This one is set on the canals of France, where Maigret investigates a double murder. The ‘Milord’ in the title is odd but presumably there was no English equivalent, since it depends for its meaning on being a French word for an English thing. A bit like translating ‘rosbif’, which the French slang word for someone from Britain.
The ‘Milord’ in question is not a peer, as in a ‘Lord’ but a knight, as in a ‘Sir’ But this esoteric piece of hair splitting would only make sense to people from Britain who know, even if it is not easy to understand, our strange system of honours and titles. ‘Milord’ in French, coming as it obviously does from ‘My Lord’, just means posh English person.
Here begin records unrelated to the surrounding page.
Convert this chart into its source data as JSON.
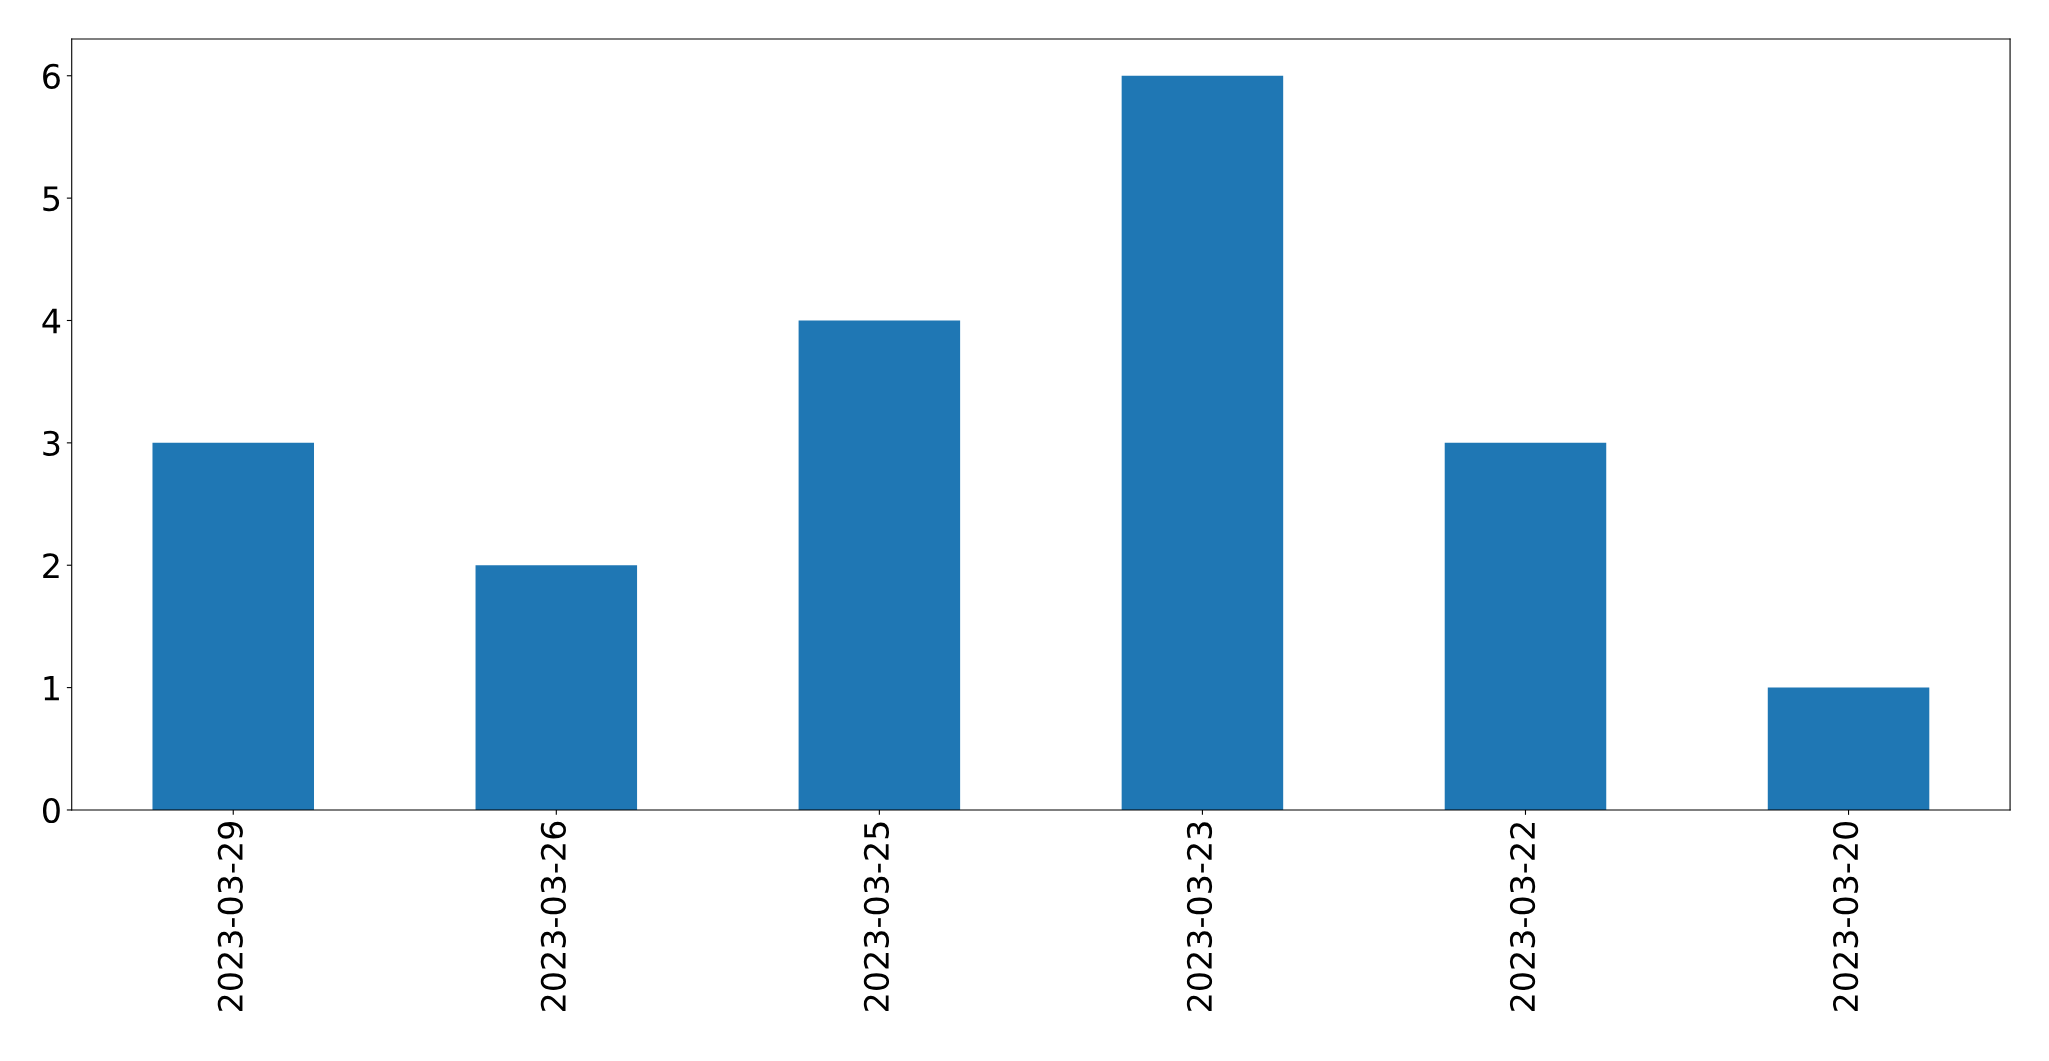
{
  "chart_data": {
    "type": "bar",
    "categories": [
      "2023-03-29",
      "2023-03-26",
      "2023-03-25",
      "2023-03-23",
      "2023-03-22",
      "2023-03-20"
    ],
    "values": [
      3,
      2,
      4,
      6,
      3,
      1
    ],
    "color": "#1f77b4",
    "ylim": [
      0,
      6.3
    ],
    "yticks": [
      0,
      1,
      2,
      3,
      4,
      5,
      6
    ],
    "grid": false
  }
}
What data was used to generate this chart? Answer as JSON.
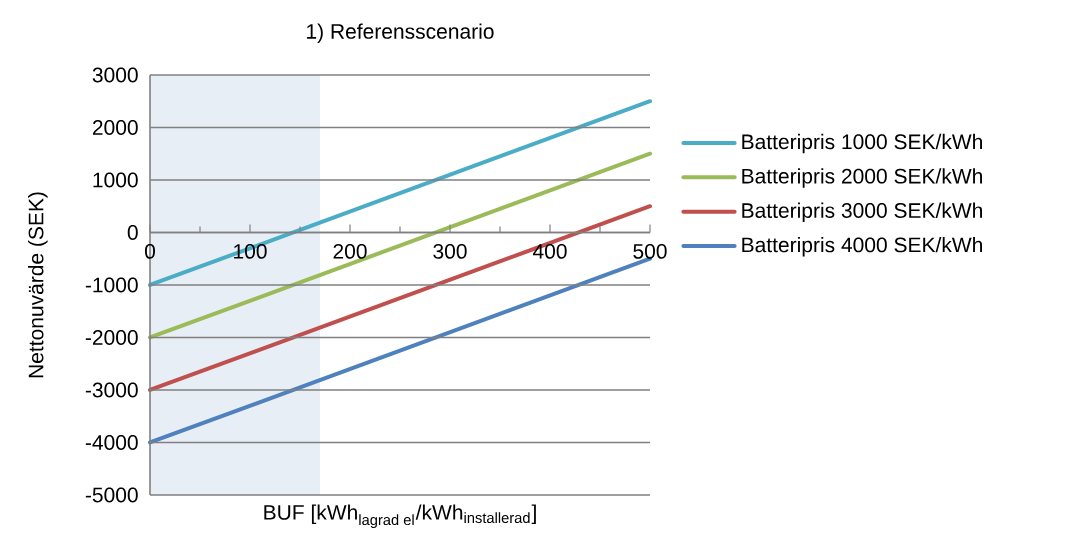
{
  "chart_data": {
    "type": "line",
    "title": "1) Referensscenario",
    "xlabel": "\\text{BUF [kWh}_{\\text{lagrad el}}\\text{/kWh}_{\\text{installerad}}\\text{]}",
    "ylabel": "Nettonuvärde (SEK)",
    "x": [
      0,
      500
    ],
    "series": [
      {
        "name": "Batteripris 1000 SEK/kWh",
        "color": "#4bacc6",
        "values": [
          -1000,
          2500
        ]
      },
      {
        "name": "Batteripris 2000 SEK/kWh",
        "color": "#9bbb59",
        "values": [
          -2000,
          1500
        ]
      },
      {
        "name": "Batteripris 3000 SEK/kWh",
        "color": "#c0504d",
        "values": [
          -3000,
          500
        ]
      },
      {
        "name": "Batteripris 4000 SEK/kWh",
        "color": "#4f81bd",
        "values": [
          -4000,
          -500
        ]
      }
    ],
    "xlim": [
      0,
      500
    ],
    "xticks": [
      0,
      100,
      200,
      300,
      400,
      500
    ],
    "ylim": [
      -5000,
      3000
    ],
    "yticks": [
      -5000,
      -4000,
      -3000,
      -2000,
      -1000,
      0,
      1000,
      2000,
      3000
    ],
    "bands": [
      {
        "axis": "x",
        "from": 0,
        "to": 170,
        "color": "#e8eef5"
      }
    ],
    "grid": "y",
    "legend": "right",
    "marker": "none",
    "line_style": "solid"
  }
}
I notice two things about the Maigret novels. The first is the regular appearance of prostitutes and other women who, while they may not be prostitutes, are presented as cyphers for sexual activity. There is something very worldly and non-judgmental about this. Their activities are treated as unexceptional and part of every day life. Whether this was truly how it was in 1950s France, I don’t know. I suppose it could also be seen as betraying a male-centric view of the world on the part of the author or, perhaps less likely, a clever trick by him to convey that meaning about Maigret. Anyway, it is an interesting feature of the books.
He also uses descriptions of the weather to colour in the mood and background of the scene. In this book, there are lots of overcast skies and grey drizzle, appropriate to the story. In others, there are sunny days when Maigret is bustling after a case and standing pensively by windows.